Our Ref: JSH/CB/S7050-176814

Stealth BioTherapeutics Corp

c/o Intertrust Corporate Services (Cayman) Limited, One Nexus Way

Grand Cayman

KY1-9005

 

Dear Sirs

Stealth BioTherapeutics Corp

We have acted as Cayman Islands legal advisors to Stealth BioTherapeutics Corp (the “Company”) in connection with the registration, from time to time, of ordinary shares of the Company with a nominal or par value of US$0.0003 (the "Ordinary Shares").

 

We understand that a Report of Foreign Private Issuer on Form 6-K ("Form 6-K") shall be deemed to be incorporated by reference into the registration statements on Form S-8 (Registration Numbers 333-237541 and 333-230452) and Form F-3 (Registration Number 333-237542) of the Company (including any prospectuses forming a part of such registration statements) and to be a part thereof from the date on which this report is filed, to the extent not superseded by documents or reports subsequently filed or furnished by the Company under the U.S. Securities Act of 1933, as amended (the "Securities Act"), with the U.S. Securities and Exchange Commission on or about 6 August 2020, relating to the offer and sale by the Company of up to US$4,562,230 aggregate offering price of American Depositary Shares ("ADSs") with each ADS representing 12 Ordinary Shares (the "Offered Shares"). We are furnishing this opinion as exhibit 5.1 to the Form 6-K.

 

For the purposes of giving this opinion, we have examined and relied upon the originals or copies of the documents listed in Schedule 1.

We are Cayman Islands Attorneys at Law and express no opinion as to any laws other than the laws of the Cayman Islands in force and as interpreted at the date of this opinion.

Based upon the foregoing examinations and the assumptions and qualifications set out below and having regard to legal considerations which we consider relevant, and under the laws of the Cayman Islands, we give the following opinion in relation to the matters set out below.

 

 


 

1.
The Company is an exempted company duly incorporated with limited liability, validly existing under the laws of the Cayman Islands and in good standing with the Registrar of Companies in the Cayman Islands (the "Registrar").
2.
With respect to the Offered Shares, when the Offered Shares have been duly authorised for issue by all necessary corporate action of the Company in accordance with the terms and subject to the conditions of the Resolutions (as defined in Schedule 1) and the Sales Agreement (as defined in Schedule 1) and upon the issue of the Offered Shares (by the entry of the name of the registered owner thereof in the register of members of the Company maintained in accordance with the Companies Act (as amended) of the Cayman Islands confirming that such Offered Shares have been issued credited as fully paid) in accordance with the Memorandum and Articles of Association (as defined in Schedule 1) and in the manner contemplated by the Sales Agreement, the Offered Shares will be validly created, legally issued, fully paid and non-assessable (meaning that no additional sums may be levied on the holder thereof by the Company).
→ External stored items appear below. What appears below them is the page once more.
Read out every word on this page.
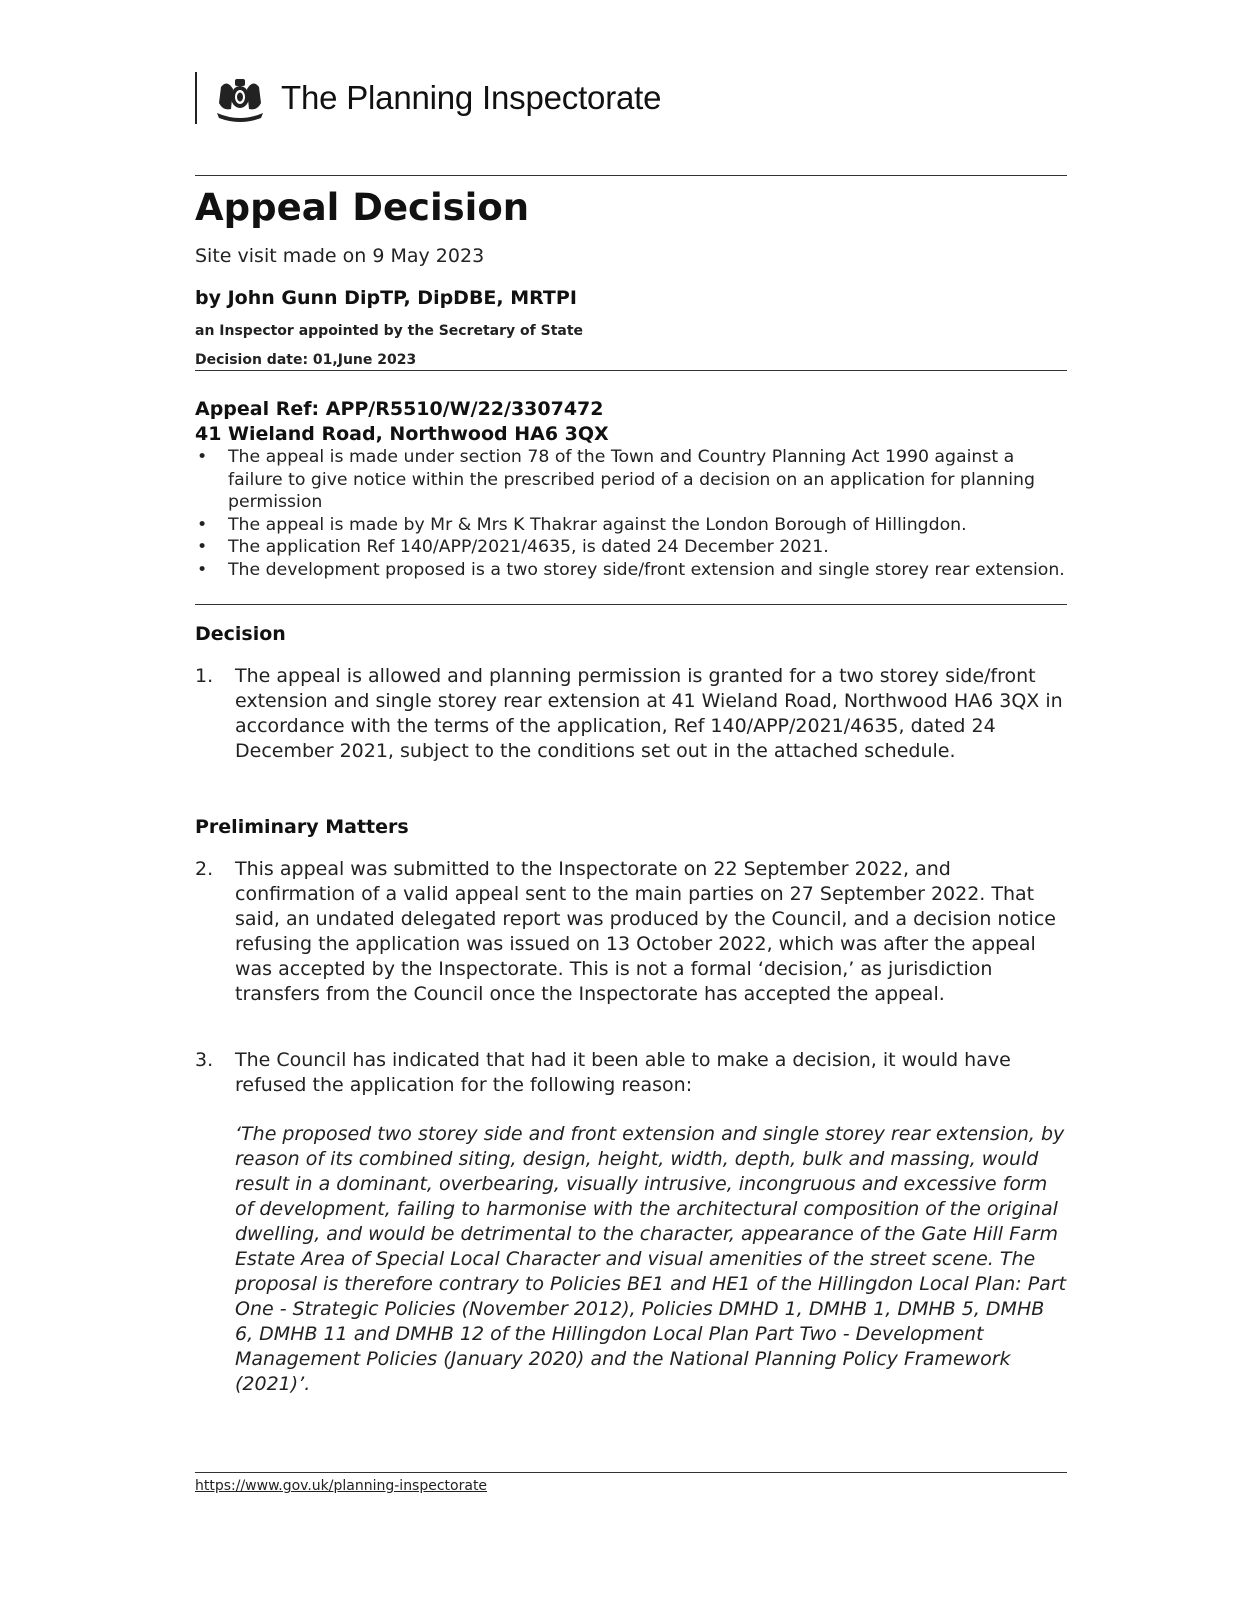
The Planning Inspectorate
Appeal Decision
Site visit made on 9 May 2023
by John Gunn DipTP, DipDBE, MRTPI
an Inspector appointed by the Secretary of State
Decision date: 01,June 2023
Appeal Ref: APP/R5510/W/22/3307472
41 Wieland Road, Northwood HA6 3QX
• The appeal is made under section 78 of the Town and Country Planning Act 1990 against a failure to give notice within the prescribed period of a decision on an application for planning permission
• The appeal is made by Mr & Mrs K Thakrar against the London Borough of Hillingdon.
• The application Ref 140/APP/2021/4635, is dated 24 December 2021.
• The development proposed is a two storey side/front extension and single storey rear extension.
Decision
1. The appeal is allowed and planning permission is granted for a two storey side/front extension and single storey rear extension at 41 Wieland Road, Northwood HA6 3QX in accordance with the terms of the application, Ref 140/APP/2021/4635, dated 24 December 2021, subject to the conditions set out in the attached schedule.
Preliminary Matters
2. This appeal was submitted to the Inspectorate on 22 September 2022, and confirmation of a valid appeal sent to the main parties on 27 September 2022. That said, an undated delegated report was produced by the Council, and a decision notice refusing the application was issued on 13 October 2022, which was after the appeal was accepted by the Inspectorate. This is not a formal ‘decision,’ as jurisdiction transfers from the Council once the Inspectorate has accepted the appeal.
3. The Council has indicated that had it been able to make a decision, it would have refused the application for the following reason:
‘The proposed two storey side and front extension and single storey rear extension, by reason of its combined siting, design, height, width, depth, bulk and massing, would result in a dominant, overbearing, visually intrusive, incongruous and excessive form of development, failing to harmonise with the architectural composition of the original dwelling, and would be detrimental to the character, appearance of the Gate Hill Farm Estate Area of Special Local Character and visual amenities of the street scene. The proposal is therefore contrary to Policies BE1 and HE1 of the Hillingdon Local Plan: Part One - Strategic Policies (November 2012), Policies DMHD 1, DMHB 1, DMHB 5, DMHB 6, DMHB 11 and DMHB 12 of the Hillingdon Local Plan Part Two - Development Management Policies (January 2020) and the National Planning Policy Framework (2021)’.
https://www.gov.uk/planning-inspectorate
The foregoing opinion is given based on the following assumptions.

3.
The originals of all documents examined in connection with this opinion are authentic. The signatures, initials and seals on the Documents are genuine and are those of a person or persons given power to execute the Documents under the Resolutions (as defined in Schedule 1). All documents purporting to be sealed have been so sealed. All copies are complete and conform to their originals. The Documents conform in every material respect to the latest drafts of the same produced to us and, where provided in successive drafts, have been marked up to indicate all changes to such Documents.
1.
We have relied upon the statements and representations of directors, officers and other representatives of the Company as to factual matters.
2.
The Company will receive consideration in money or money’s worth for each Ordinary Share offered by the Company when issued at the agreed issue price, such issue price in any event not being less than the stated par or nominal value of each Ordinary Share.
3.
The Resolutions (defined in Schedule 1) are and shall remain in full force and effect and have not been and will not be rescinded or amended.
4.
As at the date of each issuance of the Offered Shares:
a.
the Company will have sufficient authorised but unallotted and unissued share capital to effect the issue of such Offered Shares and the issuance of such Offered Shares will not exceed the authorised share capital of the Company;
b.
no corporate action, legal proceeding or other procedure or step has been taken by or against the Company in any jurisdiction in relation to the winding-up, dissolution, striking off, reorganisation, liquidation of the Company or any other action analogous to the foregoing; and

 

 


 

c.
the provisions of the Memorandum and Articles of Association relating to the issue of Offered Shares will not have been altered, amended or restated in a way that would or might affect this opinion.
5.
The Form 6-K (or any warrant, underwriting agreement or other agreement contemplated directly or indirectly therein) and the Sales Agreement has been or will be duly authorised, executed and delivered by or on behalf of all relevant parties prior to the issue, sale and/or resale of the Offered Shares and will be legal, valid, binding and enforceable against all relevant parties in accordance with their terms under all relevant laws (other than the laws of the Cayman Islands).
6.
There are no agreements, documents or arrangements (including any warrant, purchase agreement, underwriting agreement or other agreement as contemplated directly or indirectly by the Form 6-k) which would or might affect any of the opinions given herein.
7.
There is nothing under any law (other than the laws of the Cayman Islands) which would or might affect any opinion given herein.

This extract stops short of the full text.